Yes, it can, thanks largely to the sheer size of the wave. The Centers for Disease Control and Prevention reported Sunday that nationwide hospital admissions of patients with confirmed COVID-19 rose to 4.45 per 100,000 people, compared with 1.53 in early November, before omicron. Of 2,224 counties in the United States that have hospital beds, an estimated 644 are projected to be at capacity and an additional 619 are at high risk of reaching their limits in the next 10 days on present trends, according to the COVID-19 Hospital Capacity Circuit Breaker Dashboard, created by Jeremy Faust, Bill Hanage and Benjy Renton. Republican Gov. Larry Hogan declared a state of emergency in part to help Maryland hospitals cope with the surge. New Jersey, New York, Ohio and Maryland are among the states with the highest rates of COVID-19 hospitaliz­ation per 100,000 residents. At 111 patients per 100,000 residents, Washington, D.C., has the highest rate in the country.

The unvaccinat­ed are driving the surge. New York state reported that in the last week of December, as omicron took hold, daily new hospital admissions of unvaccinat­ed people soared to 58 per 100,000 residents, compared with only 4.6 for the fully vaccinated. Similar reports have come from around the country. In Louisiana, 80 percent of the hospital admissions were not fully vaccinated; in Connecticu­t, 71.2 percent. The stress on hospitals is not only for beds. Health care workers are exhausted after two years of relentless pressure. They are quitting at an unpreceden­ted rate; 1 in 5 U.S. hospitals are reporting critical staffing shortages. In many places, the hospital crisis may have knock-on effects, too, meaning that people with other health care needs will be forced to wait, if they can.

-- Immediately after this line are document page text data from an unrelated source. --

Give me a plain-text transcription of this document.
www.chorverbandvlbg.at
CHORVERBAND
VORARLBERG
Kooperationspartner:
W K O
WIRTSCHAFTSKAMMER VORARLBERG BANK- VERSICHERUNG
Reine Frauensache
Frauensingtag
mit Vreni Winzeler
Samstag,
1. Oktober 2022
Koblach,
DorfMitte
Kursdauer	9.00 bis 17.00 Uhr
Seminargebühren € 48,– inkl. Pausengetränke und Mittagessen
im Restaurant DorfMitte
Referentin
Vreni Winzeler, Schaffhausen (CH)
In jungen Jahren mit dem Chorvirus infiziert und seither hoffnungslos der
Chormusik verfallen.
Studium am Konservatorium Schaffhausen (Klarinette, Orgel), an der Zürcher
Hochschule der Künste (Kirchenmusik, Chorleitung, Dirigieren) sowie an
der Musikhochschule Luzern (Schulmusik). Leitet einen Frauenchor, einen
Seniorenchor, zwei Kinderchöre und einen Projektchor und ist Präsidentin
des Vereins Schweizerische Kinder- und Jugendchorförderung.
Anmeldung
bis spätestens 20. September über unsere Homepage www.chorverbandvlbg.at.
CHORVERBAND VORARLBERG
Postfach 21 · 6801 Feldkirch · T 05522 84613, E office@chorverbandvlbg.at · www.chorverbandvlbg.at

Not everyone is being admitted for COVID-19 alone — a large portion of these patients are being admitted for other maladies that have been aggravated by the virus. Both situations count as COVID-19 cases. In the day-today unfolding of the crisis, hospitals are seeing a marked shift to less severe illness for patients in emergency department­s. One hospital official told us that while last winter 80 percent or so of those testing positive in the ER were admitted, now only about 20 percent or 25 percent are, and of those, a smaller share than before are admitted for COVID-19 alone. The big difference is vaccinatio­n: In areas with higher uptake, disease is less severe. A study from the Houston Methodist health care system found that omicron patients’ median length of stay was 2.8 days, compared with 5.4 for the delta variant.

Vaccines, masks, testing and improved ventilatio­n will all help ease the pressure on hospitals. It is in everyone’s interest to take advantage of the tools at hand.